Al hundir sus manos en la oscuridad de las visiones 

el niño es sumergido en los estertores volcánicos de la semilla 

y los años se cuentan con gotas de sangre 

y los días con los caminos que dejaron su rastro sobre nuestra memoria

Por eso el niño no recuerda sus palabras en lo que ve a través de las raíces

Crezco hacia adentro como una ciudad de mil puertas 

Un laberinto que recuerda todo lo que mis padres olvidaron 

como una mano que deshace todo lo que alguna vez sobre mi osamenta será construido. 

Y sin embargo, 

las visiones se abren sobre los huesos como un invierno 

que cruje por encima de las cabezas de los hombres que no regresaron de la selva. 

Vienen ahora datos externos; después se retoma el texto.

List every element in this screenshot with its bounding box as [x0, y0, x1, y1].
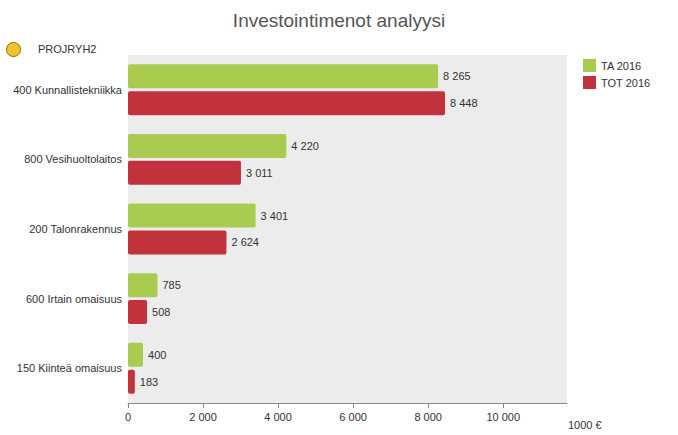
svg-text:8 000: 8 000 — [414, 411, 442, 423]
svg-text:3 011: 3 011 — [246, 167, 273, 179]
svg-text:508: 508 — [152, 306, 170, 318]
svg-text:600 Irtain omaisuus: 600 Irtain omaisuus — [26, 293, 122, 305]
svg-text:2 624: 2 624 — [231, 236, 259, 248]
svg-text:785: 785 — [162, 279, 180, 291]
svg-text:800 Vesihuoltolaitos: 800 Vesihuoltolaitos — [24, 153, 122, 165]
svg-text:400: 400 — [148, 349, 166, 361]
svg-text:PROJRYH2: PROJRYH2 — [38, 43, 96, 55]
svg-text:2 000: 2 000 — [189, 411, 217, 423]
svg-text:4 220: 4 220 — [291, 140, 319, 152]
svg-text:10 000: 10 000 — [486, 411, 520, 423]
svg-text:Investointimenot analyysi: Investointimenot analyysi — [233, 10, 445, 31]
svg-text:400 Kunnallistekniikka: 400 Kunnallistekniikka — [13, 84, 123, 96]
svg-text:150 Kiinteä omaisuus: 150 Kiinteä omaisuus — [17, 362, 123, 374]
svg-text:TOT 2016: TOT 2016 — [601, 77, 650, 89]
svg-text:0: 0 — [125, 411, 131, 423]
svg-text:183: 183 — [140, 376, 158, 388]
svg-text:TA 2016: TA 2016 — [601, 60, 641, 72]
svg-text:200 Talonrakennus: 200 Talonrakennus — [29, 223, 122, 235]
svg-text:8 265: 8 265 — [443, 70, 471, 82]
svg-text:6 000: 6 000 — [339, 411, 367, 423]
svg-text:8 448: 8 448 — [450, 97, 478, 109]
svg-text:1000 €: 1000 € — [568, 419, 602, 431]
svg-text:3 401: 3 401 — [261, 210, 289, 222]
svg-text:4 000: 4 000 — [264, 411, 292, 423]
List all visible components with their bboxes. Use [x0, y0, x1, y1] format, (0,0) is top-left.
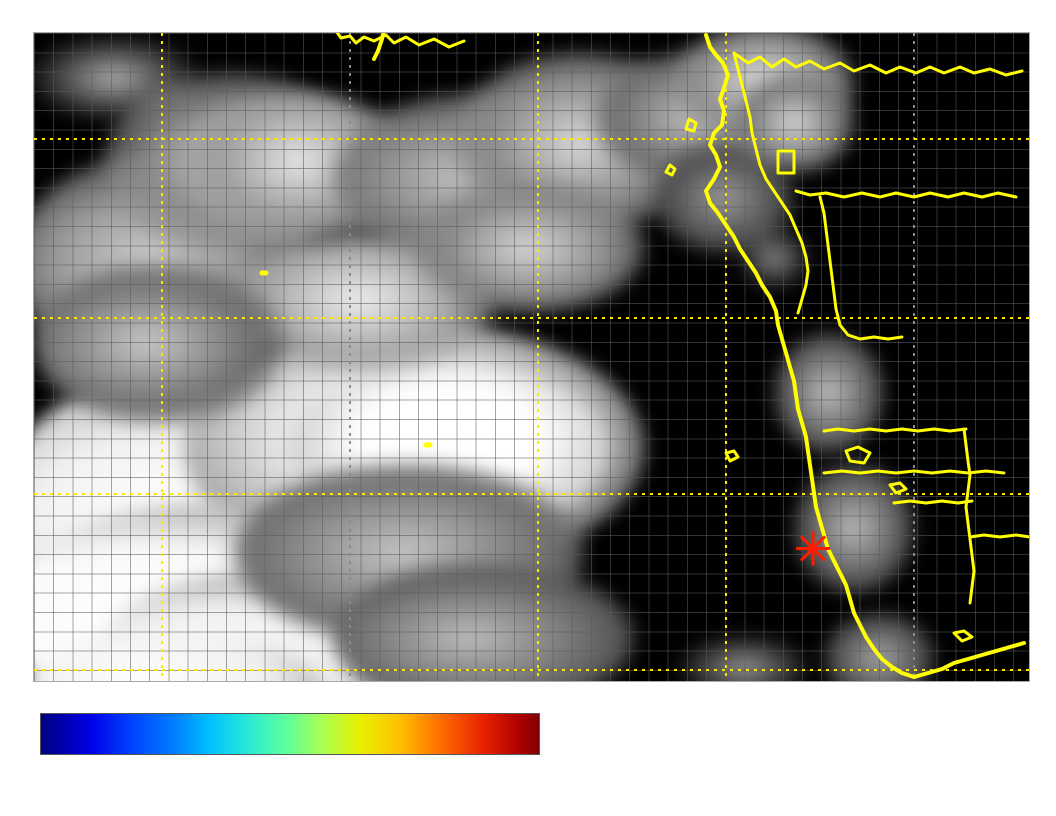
graticule-lat-minus10: [34, 317, 1029, 319]
graticule-lat-minus20: [34, 493, 1029, 495]
graticule-lat-minus27: [34, 669, 1029, 671]
map-canvas: [34, 33, 1029, 681]
graticule-lon-minus10: [349, 33, 351, 681]
graticule-lon-20: [913, 33, 915, 681]
graticule-lon-minus20: [161, 33, 163, 681]
graticule-lon-10: [725, 33, 727, 681]
colorbar: [40, 713, 540, 755]
wind-barb-field: [34, 33, 1030, 682]
graticule-lon-0: [537, 33, 539, 681]
map-plot-area[interactable]: [33, 32, 1030, 682]
graticule-lat-0: [34, 138, 1029, 140]
coastline-overlay: [259, 33, 1029, 679]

Yo los veo con sus cuerpos repletos de gladiolos y lirios alimentados por el dolor 

Y me veo a mí,  como un niño nacido de la tormenta

y veo hacia adentro y escucho mis huesos y los estertores del fuego en la semilla

Veo mi sangre arder por fuera de los muros 

y más allá de ellos, 

más allá de las cenizas, de la zarza en los ojos del delirio,

veo una niña con su cabello besado por las tinieblas , 

una niña con flores violetas para poner sobre mis labios quemados por el hielo. 

La niña que dice: 

«Te hablé desde hace cien años 

te hablé en los sueños y esperé 

porque tú eres el niño elegido por la madrugada». 

Y ella me dará una caja con huesos y cenizas 

una lámpara con aceite  de su cabello  

y dirá de nuevo: «sigue esa sombra que ves al final de la estepa,  

Pero recuerda que el árbol fue antes el sueño de la semilla».

 

José Andrés Alvarado Sánchez

José Andrés Alvarado Sánchez (Ciudad de Guatemala, 8 de agosto de 2002), graduado en Ciencias y Letras en 2020, es escritor y autor de “Los Senderos del Sentido”, un poemario que él mismo define como un “tratado poético de metafísica.” Forma parte del taller literario «Los compañeros».  Reside en ciudad de Guatemala. Cursó 3 años de la carrera de Letras y Filosofía en la Universidad Rafael Landivar. Actualmente se dedica únicamente a vivir.